2.1.6.1 Arrays

Here is a sketch of how we might implement the BiList interface using arrays.

1.

newList: allocate a new array and initialize the elements in order (O(n))

2.

isEmpty: trivial if along with the array we maintain a count of how many elements are actually in use (O(1))

3.

insertFront: expensive. If the front is already occupied, we have to shuffle all the contents one place further down the array (O(n);

4.

insertRear: cheap (O(1));

5.

remRear: cheap (O(1));

6.

newIterator: we don't present an implementation, but the details are not hard. The iterator need only keep the index of the current element. But note that inserting or deleting from the middle now requires shuffling elements (O(n) average case).

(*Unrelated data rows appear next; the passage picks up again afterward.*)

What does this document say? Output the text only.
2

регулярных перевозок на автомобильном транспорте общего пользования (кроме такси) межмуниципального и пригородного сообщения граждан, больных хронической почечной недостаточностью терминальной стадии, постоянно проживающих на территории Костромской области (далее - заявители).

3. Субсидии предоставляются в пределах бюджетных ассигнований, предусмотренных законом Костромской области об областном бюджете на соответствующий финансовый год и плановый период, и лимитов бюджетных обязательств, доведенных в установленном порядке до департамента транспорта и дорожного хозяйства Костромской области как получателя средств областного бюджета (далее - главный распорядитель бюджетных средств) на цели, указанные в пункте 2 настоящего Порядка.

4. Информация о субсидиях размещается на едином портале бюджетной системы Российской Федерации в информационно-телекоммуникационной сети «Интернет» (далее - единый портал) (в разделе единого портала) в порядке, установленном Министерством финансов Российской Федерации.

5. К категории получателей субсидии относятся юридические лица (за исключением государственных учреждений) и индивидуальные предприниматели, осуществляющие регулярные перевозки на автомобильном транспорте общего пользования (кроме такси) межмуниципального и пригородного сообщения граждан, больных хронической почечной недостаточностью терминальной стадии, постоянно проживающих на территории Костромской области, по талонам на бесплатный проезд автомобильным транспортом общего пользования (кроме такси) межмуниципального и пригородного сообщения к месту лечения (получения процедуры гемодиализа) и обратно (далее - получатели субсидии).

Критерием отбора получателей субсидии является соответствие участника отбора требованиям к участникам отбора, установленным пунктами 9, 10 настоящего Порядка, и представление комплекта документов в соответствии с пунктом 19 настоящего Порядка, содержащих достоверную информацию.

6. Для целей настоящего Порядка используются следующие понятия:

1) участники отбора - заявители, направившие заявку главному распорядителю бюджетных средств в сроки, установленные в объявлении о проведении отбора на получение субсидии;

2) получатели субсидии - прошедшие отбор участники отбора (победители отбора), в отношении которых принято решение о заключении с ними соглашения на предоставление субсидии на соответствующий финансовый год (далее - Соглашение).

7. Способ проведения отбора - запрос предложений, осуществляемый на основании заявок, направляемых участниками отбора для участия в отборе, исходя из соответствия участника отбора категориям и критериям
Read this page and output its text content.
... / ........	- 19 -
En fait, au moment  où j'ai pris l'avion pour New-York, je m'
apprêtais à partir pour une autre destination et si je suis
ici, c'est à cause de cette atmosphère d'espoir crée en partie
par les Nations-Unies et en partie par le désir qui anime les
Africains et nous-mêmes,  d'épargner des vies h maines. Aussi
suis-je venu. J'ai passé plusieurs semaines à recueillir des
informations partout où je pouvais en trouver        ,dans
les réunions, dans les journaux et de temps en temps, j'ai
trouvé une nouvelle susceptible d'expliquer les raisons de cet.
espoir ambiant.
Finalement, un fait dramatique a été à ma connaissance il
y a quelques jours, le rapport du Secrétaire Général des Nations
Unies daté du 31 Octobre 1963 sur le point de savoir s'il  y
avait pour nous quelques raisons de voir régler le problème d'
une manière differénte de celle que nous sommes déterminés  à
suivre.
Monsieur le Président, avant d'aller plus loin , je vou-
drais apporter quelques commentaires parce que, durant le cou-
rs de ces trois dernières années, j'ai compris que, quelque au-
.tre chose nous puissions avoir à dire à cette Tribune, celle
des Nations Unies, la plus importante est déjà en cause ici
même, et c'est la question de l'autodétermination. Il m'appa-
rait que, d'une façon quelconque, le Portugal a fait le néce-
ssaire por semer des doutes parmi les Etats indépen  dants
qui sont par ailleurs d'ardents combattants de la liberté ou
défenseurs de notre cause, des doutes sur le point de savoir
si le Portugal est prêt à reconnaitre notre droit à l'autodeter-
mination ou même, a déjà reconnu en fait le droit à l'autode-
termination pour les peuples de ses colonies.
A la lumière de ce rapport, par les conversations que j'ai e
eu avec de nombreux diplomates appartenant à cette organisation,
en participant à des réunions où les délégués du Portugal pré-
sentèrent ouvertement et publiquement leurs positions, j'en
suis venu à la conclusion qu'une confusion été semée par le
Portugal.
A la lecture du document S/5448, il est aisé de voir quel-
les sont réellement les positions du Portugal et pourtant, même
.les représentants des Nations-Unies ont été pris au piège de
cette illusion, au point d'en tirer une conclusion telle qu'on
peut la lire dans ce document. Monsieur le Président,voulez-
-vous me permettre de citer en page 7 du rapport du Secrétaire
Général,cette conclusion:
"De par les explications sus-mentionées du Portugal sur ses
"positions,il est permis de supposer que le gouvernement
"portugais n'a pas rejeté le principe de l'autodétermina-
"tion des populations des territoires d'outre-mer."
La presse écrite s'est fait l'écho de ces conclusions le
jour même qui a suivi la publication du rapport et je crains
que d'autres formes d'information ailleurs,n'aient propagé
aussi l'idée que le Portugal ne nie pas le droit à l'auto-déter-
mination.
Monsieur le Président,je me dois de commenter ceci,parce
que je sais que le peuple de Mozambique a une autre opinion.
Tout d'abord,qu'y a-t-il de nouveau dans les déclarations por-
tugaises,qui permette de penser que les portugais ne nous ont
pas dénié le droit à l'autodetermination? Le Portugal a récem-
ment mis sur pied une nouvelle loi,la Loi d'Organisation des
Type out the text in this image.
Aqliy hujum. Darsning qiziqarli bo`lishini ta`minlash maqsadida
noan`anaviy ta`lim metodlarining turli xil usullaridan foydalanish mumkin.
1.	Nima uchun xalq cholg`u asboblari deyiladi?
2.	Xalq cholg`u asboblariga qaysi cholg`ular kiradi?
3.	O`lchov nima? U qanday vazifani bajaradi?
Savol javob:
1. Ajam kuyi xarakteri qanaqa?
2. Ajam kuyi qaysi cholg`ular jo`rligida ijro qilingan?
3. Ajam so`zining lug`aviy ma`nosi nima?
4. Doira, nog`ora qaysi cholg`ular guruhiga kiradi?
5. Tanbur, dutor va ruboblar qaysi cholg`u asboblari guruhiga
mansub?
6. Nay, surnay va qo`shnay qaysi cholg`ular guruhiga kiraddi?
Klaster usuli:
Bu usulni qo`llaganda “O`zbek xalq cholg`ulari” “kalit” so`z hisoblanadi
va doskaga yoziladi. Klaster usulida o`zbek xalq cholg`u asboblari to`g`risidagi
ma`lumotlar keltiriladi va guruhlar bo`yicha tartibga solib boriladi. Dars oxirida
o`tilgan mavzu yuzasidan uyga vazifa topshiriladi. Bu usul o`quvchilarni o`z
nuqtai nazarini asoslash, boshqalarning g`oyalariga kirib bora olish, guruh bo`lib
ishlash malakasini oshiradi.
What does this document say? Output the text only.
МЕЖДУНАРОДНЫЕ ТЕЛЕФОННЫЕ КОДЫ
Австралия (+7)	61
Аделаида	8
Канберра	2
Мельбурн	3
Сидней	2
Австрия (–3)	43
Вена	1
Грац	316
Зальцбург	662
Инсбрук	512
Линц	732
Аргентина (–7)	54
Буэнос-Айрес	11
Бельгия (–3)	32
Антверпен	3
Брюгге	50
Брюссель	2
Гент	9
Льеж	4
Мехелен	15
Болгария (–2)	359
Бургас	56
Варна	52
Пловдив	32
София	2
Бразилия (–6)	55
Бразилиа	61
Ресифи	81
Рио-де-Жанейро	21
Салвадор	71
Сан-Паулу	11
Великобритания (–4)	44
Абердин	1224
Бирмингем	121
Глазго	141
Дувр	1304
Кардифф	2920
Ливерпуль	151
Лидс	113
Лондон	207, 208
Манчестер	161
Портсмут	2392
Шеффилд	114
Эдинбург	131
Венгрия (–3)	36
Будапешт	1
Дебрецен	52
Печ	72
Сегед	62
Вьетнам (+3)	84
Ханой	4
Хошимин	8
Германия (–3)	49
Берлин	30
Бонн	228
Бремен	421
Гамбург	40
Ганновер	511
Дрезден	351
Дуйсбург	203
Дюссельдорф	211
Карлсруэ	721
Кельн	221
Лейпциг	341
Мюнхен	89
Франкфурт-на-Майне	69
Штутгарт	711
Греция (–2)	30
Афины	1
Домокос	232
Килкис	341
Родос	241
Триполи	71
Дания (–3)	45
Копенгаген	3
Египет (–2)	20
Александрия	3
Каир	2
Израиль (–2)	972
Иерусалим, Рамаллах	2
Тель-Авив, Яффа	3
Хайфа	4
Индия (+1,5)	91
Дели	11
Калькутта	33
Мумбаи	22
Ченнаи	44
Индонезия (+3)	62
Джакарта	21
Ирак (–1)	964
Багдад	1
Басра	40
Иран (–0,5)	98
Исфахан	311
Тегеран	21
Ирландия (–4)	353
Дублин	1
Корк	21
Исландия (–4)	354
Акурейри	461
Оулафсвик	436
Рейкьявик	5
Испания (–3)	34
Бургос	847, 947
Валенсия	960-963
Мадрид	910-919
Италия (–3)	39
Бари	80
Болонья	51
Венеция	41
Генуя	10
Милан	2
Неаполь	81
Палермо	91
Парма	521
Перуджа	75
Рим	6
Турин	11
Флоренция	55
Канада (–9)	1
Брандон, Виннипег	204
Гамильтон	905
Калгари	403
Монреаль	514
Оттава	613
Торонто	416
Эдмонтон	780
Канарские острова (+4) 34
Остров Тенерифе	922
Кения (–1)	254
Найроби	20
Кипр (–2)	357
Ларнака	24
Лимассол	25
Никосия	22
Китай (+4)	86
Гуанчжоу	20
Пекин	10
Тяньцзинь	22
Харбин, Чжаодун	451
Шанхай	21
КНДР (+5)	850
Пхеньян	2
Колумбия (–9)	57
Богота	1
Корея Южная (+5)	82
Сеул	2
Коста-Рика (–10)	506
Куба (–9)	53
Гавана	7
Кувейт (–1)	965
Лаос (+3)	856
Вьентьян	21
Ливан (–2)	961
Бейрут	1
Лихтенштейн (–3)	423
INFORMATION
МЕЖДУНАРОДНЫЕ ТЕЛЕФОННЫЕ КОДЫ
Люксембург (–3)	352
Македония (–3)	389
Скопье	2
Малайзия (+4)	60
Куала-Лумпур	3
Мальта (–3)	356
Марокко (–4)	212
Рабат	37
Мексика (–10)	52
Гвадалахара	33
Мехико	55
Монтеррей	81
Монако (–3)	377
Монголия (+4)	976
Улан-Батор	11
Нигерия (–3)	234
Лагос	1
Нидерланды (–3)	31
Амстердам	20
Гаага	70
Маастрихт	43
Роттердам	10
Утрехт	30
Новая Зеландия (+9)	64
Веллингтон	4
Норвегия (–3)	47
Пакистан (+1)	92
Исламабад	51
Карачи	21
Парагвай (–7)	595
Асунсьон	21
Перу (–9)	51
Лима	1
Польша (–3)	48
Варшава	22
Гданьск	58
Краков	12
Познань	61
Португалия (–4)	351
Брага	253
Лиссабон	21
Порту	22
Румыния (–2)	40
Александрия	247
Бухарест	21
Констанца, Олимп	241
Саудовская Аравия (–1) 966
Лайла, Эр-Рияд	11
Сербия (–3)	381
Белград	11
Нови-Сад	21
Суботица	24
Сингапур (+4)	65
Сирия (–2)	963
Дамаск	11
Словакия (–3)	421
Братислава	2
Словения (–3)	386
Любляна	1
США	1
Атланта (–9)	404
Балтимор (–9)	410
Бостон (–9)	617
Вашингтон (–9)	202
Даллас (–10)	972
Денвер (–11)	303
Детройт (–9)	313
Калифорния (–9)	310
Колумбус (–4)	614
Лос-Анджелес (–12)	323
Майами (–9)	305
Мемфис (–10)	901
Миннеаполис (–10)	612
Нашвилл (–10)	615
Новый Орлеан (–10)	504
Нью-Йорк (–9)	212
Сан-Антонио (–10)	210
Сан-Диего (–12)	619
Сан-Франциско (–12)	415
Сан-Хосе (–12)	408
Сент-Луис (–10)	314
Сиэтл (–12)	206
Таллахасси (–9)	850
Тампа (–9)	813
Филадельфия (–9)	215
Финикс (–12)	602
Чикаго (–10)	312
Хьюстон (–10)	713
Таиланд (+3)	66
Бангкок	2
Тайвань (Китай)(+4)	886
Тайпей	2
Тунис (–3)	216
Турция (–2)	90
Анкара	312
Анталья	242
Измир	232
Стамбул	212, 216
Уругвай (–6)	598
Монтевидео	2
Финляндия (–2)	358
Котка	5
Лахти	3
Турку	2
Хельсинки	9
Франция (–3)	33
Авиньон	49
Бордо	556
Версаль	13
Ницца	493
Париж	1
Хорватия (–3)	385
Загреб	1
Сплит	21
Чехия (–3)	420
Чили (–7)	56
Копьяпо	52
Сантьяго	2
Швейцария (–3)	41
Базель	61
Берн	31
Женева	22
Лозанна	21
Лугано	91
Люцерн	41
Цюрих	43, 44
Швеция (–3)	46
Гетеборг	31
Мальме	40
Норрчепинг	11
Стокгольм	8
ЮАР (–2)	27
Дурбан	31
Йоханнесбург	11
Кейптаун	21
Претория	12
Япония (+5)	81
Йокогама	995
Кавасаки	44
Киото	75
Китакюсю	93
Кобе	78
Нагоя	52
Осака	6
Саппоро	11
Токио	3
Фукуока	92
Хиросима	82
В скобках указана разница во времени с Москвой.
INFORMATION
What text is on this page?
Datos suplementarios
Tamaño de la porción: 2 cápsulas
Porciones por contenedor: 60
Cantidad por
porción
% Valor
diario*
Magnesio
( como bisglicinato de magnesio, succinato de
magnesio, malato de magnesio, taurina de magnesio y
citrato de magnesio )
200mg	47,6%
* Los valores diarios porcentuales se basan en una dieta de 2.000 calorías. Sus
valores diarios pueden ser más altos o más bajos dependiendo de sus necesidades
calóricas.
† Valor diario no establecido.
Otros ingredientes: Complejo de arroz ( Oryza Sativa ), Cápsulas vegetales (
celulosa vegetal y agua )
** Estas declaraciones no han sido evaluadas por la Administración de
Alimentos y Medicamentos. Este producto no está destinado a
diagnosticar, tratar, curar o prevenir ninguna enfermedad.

If we run out of room we can resize the array used to store the list elements. If we double the size of the array at each resizing, then the average number of times an element is copied due to resizing is approximately 1. To prove this, let the initial size of the array be I, and suppose that the final size of the array is N, and there were k resizes. Then

$$N = I \cdot 2^k$$

and we observe that

1.

the first I elements move k times;

2.

the next I elements move k-1 times;

3.

the next 2I elements move k-2 times;

4.

...

5.

the last $N/2 = 2^{k-1}\cdot I$elements move 0 = k-k times.

Using some summation facts we can show that the total number of array element copy operations is exactly N - I. Thus the average number of copy operations per element in the final array is (N-I)/N which is always less than 1, and approaches 1 in the limit as N gets much larger than I (i.e. as the number of resizings gets large). We say that the amortized cost of copying array elements is (bounded by a) constant. The strategy of doubling the size of the array on each resize operation appears to be an efficient one.

Exercise: Suppose that instead of doubling the array size, we increased it by some constant amount. That is, after kresizings, the size of the array is $I + k \cdot J$ for some constant J. What would the amortized cost of element copying be then?